Jet fuel will never be green, but Virgin Atlantic is at least avoiding the use of virgin fossil fuels with its new ethanol-based fuel. It’s called Lanzanol, and it's made from the waste gases from steel mills.
Lanzanol is a low-carbon "alcohol-to-jet" fuel that could reduce carbon emissions by up to 65% compared to regular jet fuel, according to its maker LanzaTech, which has partnered with Virgin. So far, they’ve managed to make about 1,500 gallons. But since a Boeing 747 burns around a gallon a second, or five gallons per mile, so you’d get about 300 miles before you ran out of this batch of Lanzanol.
But that’s not the point. If air travel is to continue, we need to cut down the CO2 it produces. One way is to make fewer flights, which is unlikely to say the least. The other is to use low-carbon fuels.
The source for the fuel is interesting, derived, via fermentation, from the waste gasses collected from steel mills. In this case, LanzaTech partnered with a steel maker to build a facility for this purpose. The process takes the gas—mostly carbon monoxide—and uses microbes to ferment it and produce fuel and chemicals. The principal product in this case is ethanol, which is then mixed with fossil fuels to make fuel for cars and, now, jet planes.

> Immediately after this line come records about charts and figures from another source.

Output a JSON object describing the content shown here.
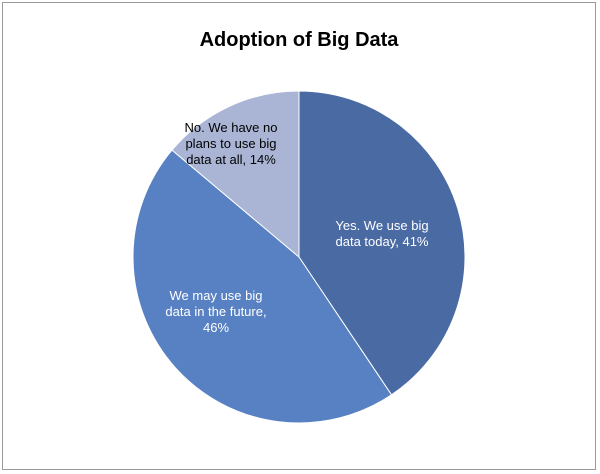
{
  "chart_data": {
    "type": "pie",
    "title": "Adoption of Big Data",
    "slices": [
      {
        "label_lines": [
          "Yes. We use big",
          "data today, 41%"
        ],
        "value": 41,
        "color": "#4a6aa3",
        "text_color": "#ffffff"
      },
      {
        "label_lines": [
          "We may use big",
          "data in the future,",
          "46%"
        ],
        "value": 46,
        "color": "#5781c3",
        "text_color": "#ffffff"
      },
      {
        "label_lines": [
          "No. We have no",
          "plans to use big",
          "data at all, 14%"
        ],
        "value": 14,
        "color": "#aab5d6",
        "text_color": "#000000"
      }
    ],
    "start": "12 o'clock",
    "direction": "clockwise",
    "legend": "none"
  }
}
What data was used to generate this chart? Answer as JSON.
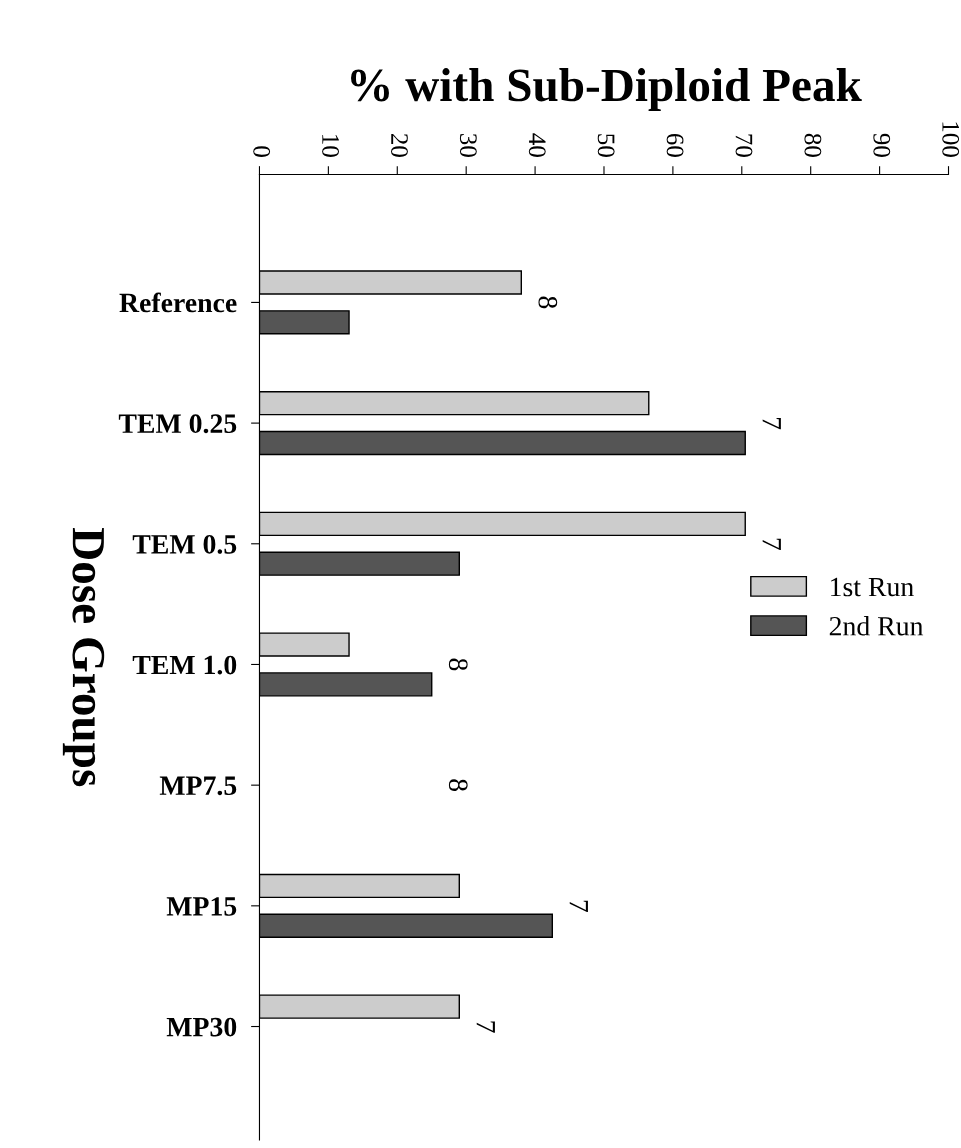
{
  "chart_data": {
    "type": "bar",
    "orientation": "horizontal",
    "xlabel": "% with Sub-Diploid Peak",
    "ylabel": "Dose Groups",
    "categories": [
      "Reference",
      "TEM 0.25",
      "TEM 0.5",
      "TEM 1.0",
      "MP7.5",
      "MP15",
      "MP30"
    ],
    "series": [
      {
        "name": "1st Run",
        "color": "#cccccc",
        "values": [
          38,
          56.5,
          70.5,
          13,
          null,
          29,
          29
        ]
      },
      {
        "name": "2nd Run",
        "color": "#555555",
        "values": [
          13,
          70.5,
          29,
          25,
          null,
          42.5,
          null
        ]
      }
    ],
    "xlim": [
      0,
      100
    ],
    "xticks": [
      0,
      10,
      20,
      30,
      40,
      50,
      60,
      70,
      80,
      90,
      100
    ],
    "annotations": [
      "8",
      "7",
      "7",
      "8",
      "8",
      "7",
      "7"
    ],
    "legend": "right",
    "grid": false
  }
}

There are a few advantages to this process. One is that the carbon-monoxide waste isn’t burned at source, which already saves a lot of CO2 from being pumped into the atmosphere. This could save up a third of the gas that is currently wasted. The other is, of course, that the fuel replaces fossil fuels.
The first flight with the biofuel could take place as early as 2017. If successful, says Virgin in a press release, the company would seek approval to use it in commercial flights.